The fix is to make the target impossible to omit:
# before: target falls back to live when unset
CH_CONTAINER="${CH_CONTAINER:-signoz-clickhouse}"
# after: explicit, required, no default to a happy source
restore-verify --container "$DISPOSABLE_CH" --run-id "$RUN_ID"
# the script exits non-zero if --container is not provided
Every restore-verify call now names its disposable target in code. There is no fallback, so there is no path where a forgotten variable routes the query to live. If you do not say where to look, the verifier refuses to run.
Lesson: a verifier that defaults to the happy source is a false-pass generator. If the thing you are trying to prove recovered is also present somewhere the verifier can silently reach, an unset default will find it there and lie. Make the target explicit and make omitting it a hard error.
The collaboration beat
Worth being honest about how the fourth trap surfaced. The build ran on Claude Opus 4.8. The macros trap, the vacuous canary, and the poisoned run all came out through iteration: a check failed or passed suspiciously, we traced it, we fixed it. Normal engineering.
The false-pass-by-default was different. It did not fail. The drill was already green when we ran a dedicated code-reviewer subagent adversarially against the harness, with a narrow charge: can any verify step false-pass, and can any path touch live? That framing, aimed at the proof rather than the data, is what caught the live-default fallback. The drill had proved the data recovers. The adversarial review proved that the proof itself was not yet trustworthy. Those are two different audits, and passing the first does not grant the second.
Result
The final drill passes eight of eight checks, and now each one means what it says. The eight, in order:
- The disposable keeper container starts.
- The disposable ClickHouse container starts.
- The restored ClickHouse accepts queries.
- All six SigNoz databases are present.
- The seeded signal rows are recovered and queryable.
- The metadata tables are recovered.
- The clean run recovers by run id, as a trace, a metric, and a log.
- The prohibited canary is absent in the restore, confirming filter round-trip fidelity.
Two measurements come out of the same run, RTO about 30 seconds and RPO about 2 minutes, and two invariants hold every time: the disposable stack tears down, and live staging stays healthy and untouched. RTO and RPO are now numbers from an exercised drill, not aspirations from a runbook nobody has run.
Takeaway
Green is a claim, not evidence. A recovery drill is a program, and like any program it can be correct-looking and wrong. Two of these traps failed loudly, the macros error and the poisoned run, and that is the honest kind: the drill told us the setup was broken before it ever went green. The other two are the dangerous kind. The vacuous canary went green by construction, and the live-default verifier would have gone green over a completely empty restore, forever. You find loud failures by running the drill. You find silent false-passes only by auditing the proof itself.

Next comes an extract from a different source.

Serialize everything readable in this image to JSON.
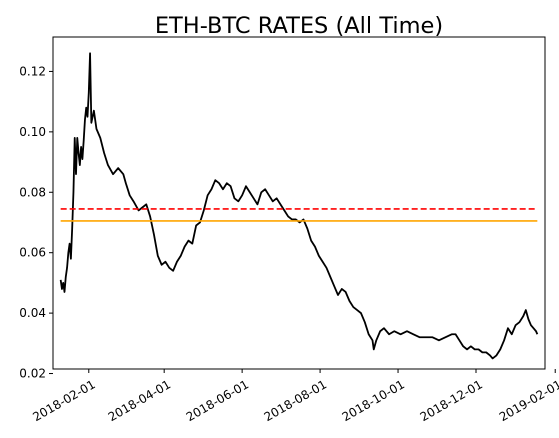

For any recovery or verification harness, the question to ask is not “does it pass.” It is “what would make this pass when it should fail,” enumerated concretely, then tested one by one. Would an absent-by-default value satisfy an absence check? Does one fixture quietly serve two contradictory assertions? Can the verifier reach a source that holds the answer for the wrong reason?
None of these four are specific to ClickHouse or SigNoz. A config drop-in that must always merge, a negative test that needs its subject to actually exist, a fixture pulled between two goals, and a verifier that defaults to the happy source: those generalize to any recovery drill you will ever build. The stack was observability. The lesson is about trusting your own green.